Rank-Based Modeling for Universal Packets Compression in Multi-Modal Communications
Xuanhao Luo, Zhiyuan Peng, Zhouyu Li, Ruozhou Yu, Yuchen Liu
TL;DR
This work addresses the challenge of efficiently compressing heterogeneous network traffic in multi-modal settings by introducing ByteTrans, a byte-level Transformer that predicts the next byte and encodes the resulting rank sequence with entropy coding. Grounded in information-theoretic principles, ByteTrans transforms byte streams into highly predictable rank patterns, enabling lossless compression that substantially reduces data size while remaining adaptable across devices. The paper demonstrates that ByteTrans achieves compression ratios around 46–50% and outperforms the baseline zlib, with validated deployments on edge devices and servers. The approach promises practical impact for IoT and sensor networks by lowering bandwidth requirements and enabling scalable, universal packet compression without modality-specific predictors, while also offering a path toward dynamic device-aware model adaptation.
Abstract
The rapid increase in networked systems and data transmission requires advanced data compression solutions to optimize bandwidth utilization and enhance network performance.

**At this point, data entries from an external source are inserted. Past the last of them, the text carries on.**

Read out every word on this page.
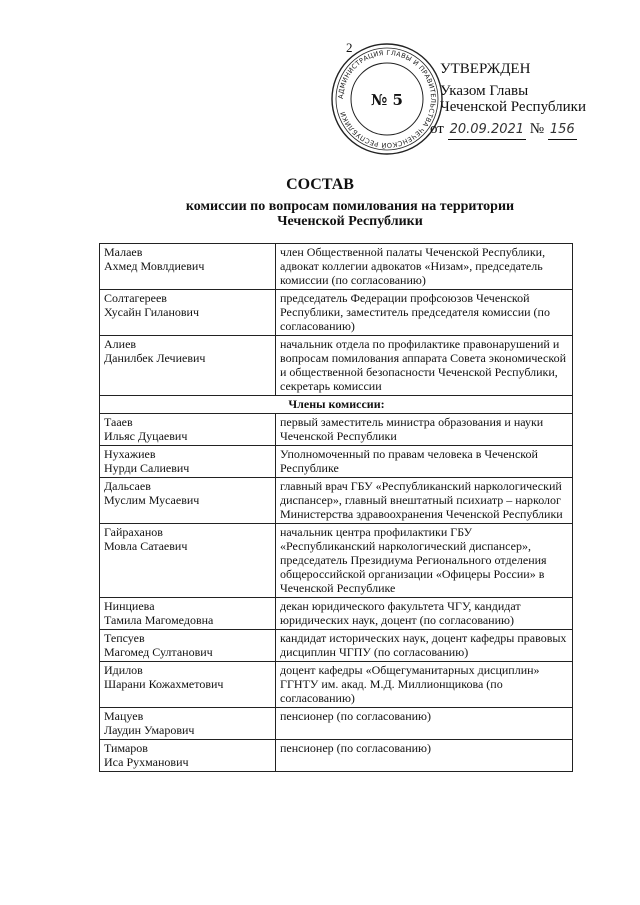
2
АДМИНИСТРАЦИЯ ГЛАВЫ И ПРАВИТЕЛЬСТВА ЧЕЧЕНСКОЙ РЕСПУБЛИКИ
№ 5
УТВЕРЖДЕН
Указом Главы
Чеченской Республики
от 20.09.2021 № 156
СОСТАВ
комиссии по вопросам помилования на территории
Чеченской Республики
Малаев
Ахмед Мовлдиевич	член Общественной палаты Чеченской Республики, адвокат коллегии адвокатов «Низам», председатель комиссии (по согласованию)

Солтагереев
Хусайн Гиланович	председатель Федерации профсоюзов Чеченской Республики, заместитель председателя комиссии (по согласованию)

Алиев
Данилбек Лечиевич	начальник отдела по профилактике правонарушений и вопросам помилования аппарата Совета экономической и общественной безопасности Чеченской Республики, секретарь комиссии
Члены комиссии:	

Тааев
Ильяс Дуцаевич	первый заместитель министра образования и науки Чеченской Республики

Нухажиев
Нурди Салиевич	Уполномоченный по правам человека в Чеченской Республике

Дальсаев
Муслим Мусаевич	главный врач ГБУ «Республиканский наркологический диспансер», главный внештатный психиатр – нарколог Министерства здравоохранения Чеченской Республики

Гайраханов
Мовла Сатаевич	начальник центра профилактики ГБУ «Республиканский наркологический диспансер», председатель Президиума Регионального отделения общероссийской организации «Офицеры России» в Чеченской Республике

Нинциева
Тамила Магомедовна	декан юридического факультета ЧГУ, кандидат юридических наук, доцент (по согласованию)

Тепсуев
Магомед Султанович	кандидат исторических наук, доцент кафедры правовых дисциплин ЧГПУ (по согласованию)

Идилов
Шарани Кожахметович	доцент кафедры «Общегуманитарных дисциплин» ГГНТУ им. акад. М.Д. Миллионщикова (по согласованию)

Мацуев
Лаудин Умарович	пенсионер (по согласованию)

Тимаров
Иса Рухманович	пенсионер (по согласованию)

This study introduces a novel byte-level predictive model using Transformer architecture, capable of handling the redundancy and diversity of data types in network traffic as byte sequences. Unlike traditional methods that require separate compressors for different data types, this unified approach sets new benchmarks and simplifies predictive modeling across various data modalities such as video, audio, images, and text, by processing them at the byte level. This is achieved by predicting subsequent byte probability distributions, encoding them into a sparse rank sequence using lossless entropy coding, and significantly reducing both data size and entropy. Experimental results show that our model achieves compression ratios below 50%, while offering models of various sizes tailored for different communication devices. Additionally, we successfully deploy these models on a range of edge devices and servers, demonstrating their practical applicability and effectiveness in real-world network scenarios. This approach significantly enhances data throughput and reduces bandwidth demands, making it particularly valuable in resource-constrained environments like the Internet of Things sensor networks.